Les jeunes et l’américan Dream

Béjaïa 

La dépêche de Kabylie 31/12/2007

Ils sont jeunes. Ils ont entre 25 et 45 ans, en majorité fraîchement diplômés de nos universités et autres instituts spécialisés, mais d’autres ont déjà acquis leurs galons dans la misère de leur monde parallèle de morts vivants, mais néanmoins, ils ont tous des points communs : poches vides et têtes pleines d’idées et de rêves fous.

“Quoi de plus normal et basique qu’un boulot, un toit et une petite famille qui sont tout simplement la raison de vivre de tout un chacun de nous et l’assurance quant à la continuité de l’existence de la race humaine ; quoi de plus juste qu’une stabilité, après des années de dur labeur à l’université”, nous dit Rachid, jeune licencié en droit, qui ajoute : “Depuis ma sortie de l’université en 2002 j’ai pratiquement frappé à toutes les portes, mais ma situation ne s’améliorait pas pour autant, même si j’ai aussi exercé pendant quelques temps dans un cabinet d’avocat, le bout du tunnel n’est vraiment pas pour demain ; désormais, il ne me reste plus qu’une seule chose à faire : partir d’ici à tout prix”. Mourad, la trentaine bien visible sur son visage, est aussi du même avis.
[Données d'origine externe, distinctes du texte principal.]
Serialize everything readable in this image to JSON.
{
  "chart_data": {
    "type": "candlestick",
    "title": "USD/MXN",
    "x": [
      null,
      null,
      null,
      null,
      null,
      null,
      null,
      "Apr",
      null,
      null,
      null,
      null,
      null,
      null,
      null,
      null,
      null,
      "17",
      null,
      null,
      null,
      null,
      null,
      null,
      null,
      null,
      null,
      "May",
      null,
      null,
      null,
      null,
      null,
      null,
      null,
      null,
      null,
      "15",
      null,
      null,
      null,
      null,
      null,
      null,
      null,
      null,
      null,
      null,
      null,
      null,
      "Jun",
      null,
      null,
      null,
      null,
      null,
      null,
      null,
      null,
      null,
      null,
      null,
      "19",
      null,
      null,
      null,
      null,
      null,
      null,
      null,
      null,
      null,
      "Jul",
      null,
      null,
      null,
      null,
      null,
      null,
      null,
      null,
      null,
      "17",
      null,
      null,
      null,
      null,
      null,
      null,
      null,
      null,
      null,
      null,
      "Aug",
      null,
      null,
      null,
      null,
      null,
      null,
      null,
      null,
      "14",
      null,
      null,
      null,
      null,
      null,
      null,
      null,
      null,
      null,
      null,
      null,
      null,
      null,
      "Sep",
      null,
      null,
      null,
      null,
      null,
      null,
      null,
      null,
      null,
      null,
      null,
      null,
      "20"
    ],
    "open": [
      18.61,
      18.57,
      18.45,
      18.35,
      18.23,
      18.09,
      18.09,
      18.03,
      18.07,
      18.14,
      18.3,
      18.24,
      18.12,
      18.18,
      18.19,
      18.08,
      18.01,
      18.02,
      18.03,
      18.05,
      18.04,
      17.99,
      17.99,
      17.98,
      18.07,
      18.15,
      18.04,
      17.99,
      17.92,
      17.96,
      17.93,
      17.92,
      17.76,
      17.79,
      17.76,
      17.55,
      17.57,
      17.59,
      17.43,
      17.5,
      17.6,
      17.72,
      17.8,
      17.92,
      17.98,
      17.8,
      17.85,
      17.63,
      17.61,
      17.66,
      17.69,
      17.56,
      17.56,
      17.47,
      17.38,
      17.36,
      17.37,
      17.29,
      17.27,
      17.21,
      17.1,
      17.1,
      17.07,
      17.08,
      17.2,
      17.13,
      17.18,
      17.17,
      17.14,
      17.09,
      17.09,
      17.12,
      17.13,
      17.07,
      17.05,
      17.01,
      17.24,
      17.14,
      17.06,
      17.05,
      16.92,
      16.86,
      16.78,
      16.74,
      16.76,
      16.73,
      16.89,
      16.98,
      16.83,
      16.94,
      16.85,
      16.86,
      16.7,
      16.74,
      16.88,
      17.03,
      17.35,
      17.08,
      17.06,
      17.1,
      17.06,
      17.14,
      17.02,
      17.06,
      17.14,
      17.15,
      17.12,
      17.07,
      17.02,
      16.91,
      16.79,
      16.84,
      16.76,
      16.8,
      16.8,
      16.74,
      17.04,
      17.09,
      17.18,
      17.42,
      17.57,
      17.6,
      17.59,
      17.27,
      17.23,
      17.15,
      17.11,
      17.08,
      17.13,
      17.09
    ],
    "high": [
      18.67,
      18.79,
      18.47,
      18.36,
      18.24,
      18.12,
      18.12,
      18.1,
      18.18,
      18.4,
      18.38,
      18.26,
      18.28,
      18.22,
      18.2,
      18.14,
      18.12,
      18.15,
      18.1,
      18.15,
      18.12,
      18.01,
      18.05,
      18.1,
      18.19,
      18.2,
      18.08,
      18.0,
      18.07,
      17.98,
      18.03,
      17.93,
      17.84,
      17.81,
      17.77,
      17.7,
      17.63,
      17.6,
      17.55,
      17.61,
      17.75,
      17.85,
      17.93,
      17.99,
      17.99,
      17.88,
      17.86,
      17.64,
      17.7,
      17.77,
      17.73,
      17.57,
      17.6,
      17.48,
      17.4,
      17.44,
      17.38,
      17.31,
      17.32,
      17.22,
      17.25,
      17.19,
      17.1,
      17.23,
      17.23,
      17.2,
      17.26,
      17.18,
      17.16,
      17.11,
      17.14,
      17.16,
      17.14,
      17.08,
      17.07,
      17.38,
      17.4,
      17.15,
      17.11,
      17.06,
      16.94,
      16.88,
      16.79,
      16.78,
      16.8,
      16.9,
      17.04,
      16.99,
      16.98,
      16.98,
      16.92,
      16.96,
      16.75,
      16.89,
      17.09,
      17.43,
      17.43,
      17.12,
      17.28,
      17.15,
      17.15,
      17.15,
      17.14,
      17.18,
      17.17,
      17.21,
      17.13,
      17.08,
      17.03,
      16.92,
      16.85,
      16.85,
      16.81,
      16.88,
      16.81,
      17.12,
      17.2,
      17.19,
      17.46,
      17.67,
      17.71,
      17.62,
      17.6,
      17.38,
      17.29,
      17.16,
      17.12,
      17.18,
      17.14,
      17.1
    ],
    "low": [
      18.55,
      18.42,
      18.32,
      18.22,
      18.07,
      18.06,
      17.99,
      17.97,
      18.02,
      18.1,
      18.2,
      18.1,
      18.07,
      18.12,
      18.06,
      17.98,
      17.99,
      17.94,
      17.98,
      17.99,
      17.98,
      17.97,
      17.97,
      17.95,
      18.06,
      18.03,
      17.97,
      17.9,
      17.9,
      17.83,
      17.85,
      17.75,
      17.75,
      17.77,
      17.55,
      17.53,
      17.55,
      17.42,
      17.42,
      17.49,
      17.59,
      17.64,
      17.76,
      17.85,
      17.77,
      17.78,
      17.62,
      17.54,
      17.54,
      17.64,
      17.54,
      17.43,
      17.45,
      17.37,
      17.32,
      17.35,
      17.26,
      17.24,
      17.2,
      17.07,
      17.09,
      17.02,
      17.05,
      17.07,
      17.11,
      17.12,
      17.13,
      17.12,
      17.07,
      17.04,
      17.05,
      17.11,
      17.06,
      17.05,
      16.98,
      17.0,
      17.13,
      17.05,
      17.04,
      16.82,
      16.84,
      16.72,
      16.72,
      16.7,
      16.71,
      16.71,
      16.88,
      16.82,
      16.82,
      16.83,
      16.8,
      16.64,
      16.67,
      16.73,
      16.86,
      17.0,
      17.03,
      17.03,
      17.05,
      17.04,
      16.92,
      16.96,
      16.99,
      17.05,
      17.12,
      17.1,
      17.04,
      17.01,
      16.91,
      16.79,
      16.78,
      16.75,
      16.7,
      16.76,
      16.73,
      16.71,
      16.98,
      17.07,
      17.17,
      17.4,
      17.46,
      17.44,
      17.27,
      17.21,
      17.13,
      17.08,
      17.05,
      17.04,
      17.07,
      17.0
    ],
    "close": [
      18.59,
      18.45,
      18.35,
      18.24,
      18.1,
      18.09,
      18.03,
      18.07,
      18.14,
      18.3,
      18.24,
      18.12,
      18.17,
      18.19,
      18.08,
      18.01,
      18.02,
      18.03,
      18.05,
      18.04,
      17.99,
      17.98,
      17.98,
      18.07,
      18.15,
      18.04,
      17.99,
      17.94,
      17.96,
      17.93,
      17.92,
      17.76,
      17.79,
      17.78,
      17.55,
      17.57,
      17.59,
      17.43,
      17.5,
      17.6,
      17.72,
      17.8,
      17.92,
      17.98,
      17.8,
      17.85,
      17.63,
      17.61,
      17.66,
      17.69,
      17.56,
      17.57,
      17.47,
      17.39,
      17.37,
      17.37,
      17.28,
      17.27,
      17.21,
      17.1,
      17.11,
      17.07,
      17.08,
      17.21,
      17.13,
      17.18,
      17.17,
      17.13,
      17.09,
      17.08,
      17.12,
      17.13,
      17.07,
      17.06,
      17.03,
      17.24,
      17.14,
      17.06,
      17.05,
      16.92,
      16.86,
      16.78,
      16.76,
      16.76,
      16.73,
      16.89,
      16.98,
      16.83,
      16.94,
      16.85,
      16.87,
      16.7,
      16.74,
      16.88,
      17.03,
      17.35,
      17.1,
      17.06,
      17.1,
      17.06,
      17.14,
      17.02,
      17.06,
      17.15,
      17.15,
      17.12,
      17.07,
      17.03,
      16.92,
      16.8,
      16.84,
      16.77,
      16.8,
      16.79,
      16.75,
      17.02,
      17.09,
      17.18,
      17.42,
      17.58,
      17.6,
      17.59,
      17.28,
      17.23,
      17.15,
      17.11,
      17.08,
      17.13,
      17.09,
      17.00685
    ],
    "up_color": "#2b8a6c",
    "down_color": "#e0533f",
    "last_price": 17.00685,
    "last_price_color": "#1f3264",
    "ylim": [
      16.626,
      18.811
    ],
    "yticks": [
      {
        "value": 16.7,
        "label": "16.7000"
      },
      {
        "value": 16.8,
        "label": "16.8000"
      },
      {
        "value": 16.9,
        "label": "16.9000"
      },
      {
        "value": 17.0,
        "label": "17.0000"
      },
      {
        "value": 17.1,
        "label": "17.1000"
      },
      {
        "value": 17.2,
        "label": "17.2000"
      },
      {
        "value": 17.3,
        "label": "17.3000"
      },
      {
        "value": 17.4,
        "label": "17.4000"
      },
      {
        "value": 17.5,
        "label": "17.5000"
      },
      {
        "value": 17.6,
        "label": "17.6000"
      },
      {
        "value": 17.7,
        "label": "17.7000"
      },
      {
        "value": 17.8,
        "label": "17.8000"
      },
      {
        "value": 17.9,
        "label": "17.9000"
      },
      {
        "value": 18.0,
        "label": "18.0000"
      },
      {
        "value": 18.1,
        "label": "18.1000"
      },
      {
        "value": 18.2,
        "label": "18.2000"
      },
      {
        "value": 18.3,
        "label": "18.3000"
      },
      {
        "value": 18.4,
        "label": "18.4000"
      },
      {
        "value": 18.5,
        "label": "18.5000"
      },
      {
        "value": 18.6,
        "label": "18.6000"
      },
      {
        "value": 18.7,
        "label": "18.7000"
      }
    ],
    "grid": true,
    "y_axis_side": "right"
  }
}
Il nous dira : “J’ai essayé à trois reprises d’avoir un visa d’étude pour la France, mais même avec un dossier en béton, les autorités consulaires de ce pays, ont toujours refusé de me délivrer ce fameux document”.

Même si le but est le même, les méthodes diffèrent. Il suffit de faire une petite enquête auprès de tous ces jeunes qui affluent chaque jour vers les cybercafés pour se rendre à l’évidence que leur passe-temps favori reste incontestablement “la chasse à l’âme sœur” sur les sites des rencontres et de tchatches des quatre coins du globe. Même si la chance a souri à certains, nés sous la bonne étoile probablement, il n’en est rien pour d’autres, vu que les femmes de l’autre bout de la toile sont devenues de plus en plus méfiantes à l’égard de ses nouveaux “Vikings” qui tombent du ciel, débarquent de la mer et passent à travers les filets des gardes-côtes et autres forces de sécurité. Ajoutez à cela, la xénophobie qui fait son petit bout de chemin doucement, dans la société occidentale et qui n’arrange guerre les choses pour nos jeunes candidats à l’eldorado européen. Aussi, la fin tragique réservé à nos jeunes, toutes catégories confondues, étudiants ayant terminé leurs études et clandestins ayant épuisé tout ces recours et autres moyens légaux pour se maintenir légalement dans ces pays d’accueil et qui finissent dans la plupart des cas en candidats potentiels au vols charters et autres centres de rétentions dépourvus de toutes formes d’humanisme bien que situés sur les territoires de ces seigneurs dont la devise n’est autre que “Liberté, égalité et fraternité” Désormais, le regard de nos jeunes change de direction et cette fois la destination n’est autre que le pays de l’oncle Sam. En effet, depuis l’ouverture de la période des inscriptions à la loterie qu’organise chaque année le département d’Etat américain au profit des citoyens de certains pays, dont l’Algérie, les cybercafés font le plein à toutes les heures de la journée, au grand bonheur de leurs propriétaires. Ces jeunes ne jurent que par les majestueuses “chutes du Niagara”, la légendaire “route 66” et “Beverly Hills Avenue”.

En tous les cas à 100 DA, représentant les frais d’inscription, le rêve américain semble bien permis et peut-être que d’ici quelques années les Algériens constitueront la plus grande communauté étrangère aux USA. Qui sait ? En attendant, il est sûr que le rêve fait vivre.